Over the past two years, Hamiltonians have been told that 23% of our water and sewer pipes are more than 75 years old and therefore beyond their useful life expectancy. Water and sewer rates have been raised with the intention of resolving this problem. But while our old pipes rot and burst, substantial monies continue to be allocated by City Council for new pipes to subsidize new development.

This is illustrated on page 31 of the 2003 Water and Wastewater Budget where we read: "Also of note, there is $8.1 million budgeted for the airport watermain looping project in 2003, $5 million of which will be funded by money set aside from the Hamilton Future Fund, and $3.1 million which will be funded from other internal sources." None of the money for this project is coming from development charges.

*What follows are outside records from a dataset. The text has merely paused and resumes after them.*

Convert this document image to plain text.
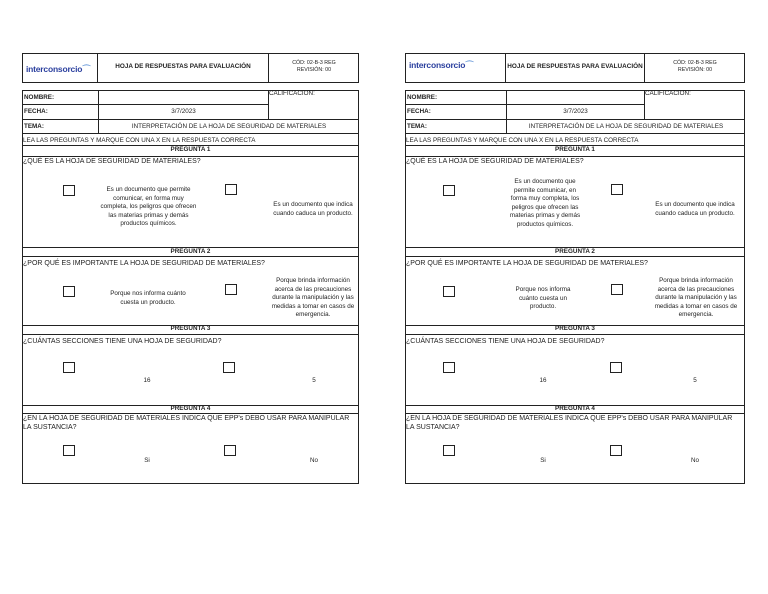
interconsorcio⌒	HOJA DE RESPUESTAS PARA EVALUACIÓN	CÓD: 02-B-3 REG
REVISIÓN: 00
NOMBRE:
FECHA:	3/7/2023
CALIFICACION:
TEMA:	INTERPRETACIÓN DE LA HOJA DE SEGURIDAD DE MATERIALES
LEA LAS PREGUNTAS Y MARQUE CON UNA X EN LA RESPUESTA CORRECTA
PREGUNTA 1
¿QUÉ ES LA HOJA DE SEGURIDAD DE MATERIALES?
Es un documento que permite comunicar, en forma muy completa, los peligros que ofrecen las materias primas y demás productos químicos.
Es un documento que indica cuando caduca un producto.
PREGUNTA 2
¿POR QUÉ ES IMPORTANTE LA HOJA DE SEGURIDAD DE MATERIALES?
Porque nos informa cuánto cuesta un producto.
Porque brinda información acerca de las precauciones durante la manipulación y las medidas a tomar en casos de emergencia.
PREGUNTA 3
¿CUÁNTAS SECCIONES TIENE UNA HOJA DE SEGURIDAD?
16	5
PREGUNTA 4
¿EN LA HOJA DE SEGURIDAD DE MATERIALES INDICA QUE EPP's DEBO USAR PARA MANIPULAR LA SUSTANCIA?
Si	No
interconsorcio⌒	HOJA DE RESPUESTAS PARA EVALUACIÓN	CÓD: 02-B-3 REG
REVISIÓN: 00
NOMBRE:
FECHA:	3/7/2023
CALIFICACION:
TEMA:	INTERPRETACIÓN DE LA HOJA DE SEGURIDAD DE MATERIALES
LEA LAS PREGUNTAS Y MARQUE CON UNA X EN LA RESPUESTA CORRECTA
PREGUNTA 1
¿QUÉ ES LA HOJA DE SEGURIDAD DE MATERIALES?
Es un documento que permite comunicar, en forma muy completa, los peligros que ofrecen las materias primas y demás productos químicos.
Es un documento que indica cuando caduca un producto.
PREGUNTA 2
¿POR QUÉ ES IMPORTANTE LA HOJA DE SEGURIDAD DE MATERIALES?
Porque nos informa cuánto cuesta un producto.
Porque brinda información acerca de las precauciones durante la manipulación y las medidas a tomar en casos de emergencia.
PREGUNTA 3
¿CUÁNTAS SECCIONES TIENE UNA HOJA DE SEGURIDAD?
16	5
PREGUNTA 4
¿EN LA HOJA DE SEGURIDAD DE MATERIALES INDICA QUE EPP's DEBO USAR PARA MANIPULAR LA SUSTANCIA?
Si	No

The same page reveals plans to spend $55 million over the next ten years for "airport infrastructure development". It also notes that "This is currently intended to be fully funded from development charges, however the development charge reserves currently cannot support this. The expected shortfall will be made up through revised development charges, front-ending arrangements, debenture issues and/or other sources of financing." In other words we will continue to subsidize local developers.

This is the type of thinking that got us into this mess. It’s not the type that will get us out.

The warnings about the state of our infrastructure are long-standing. Concern about the state of the City's infrastructure, especially its pipes, was formally conveyed by staff to the former Regional Council as early as December 1996 when staff wrote: "Maintenance, rehabilitation and replacement of existing infrastructure has been deferred as funding has been redirected to special projects such as the Freeway, PaRCIL and the Emergency Communication System." Similar statements can be found in the 2001 and 2002 budget documents.

Pouring money into schemes like the $220 million Red Hill Creek Expressway instead of properly taking care of Hamilton’s existing infrastructure will inevitably result in more disasters like the one this morning.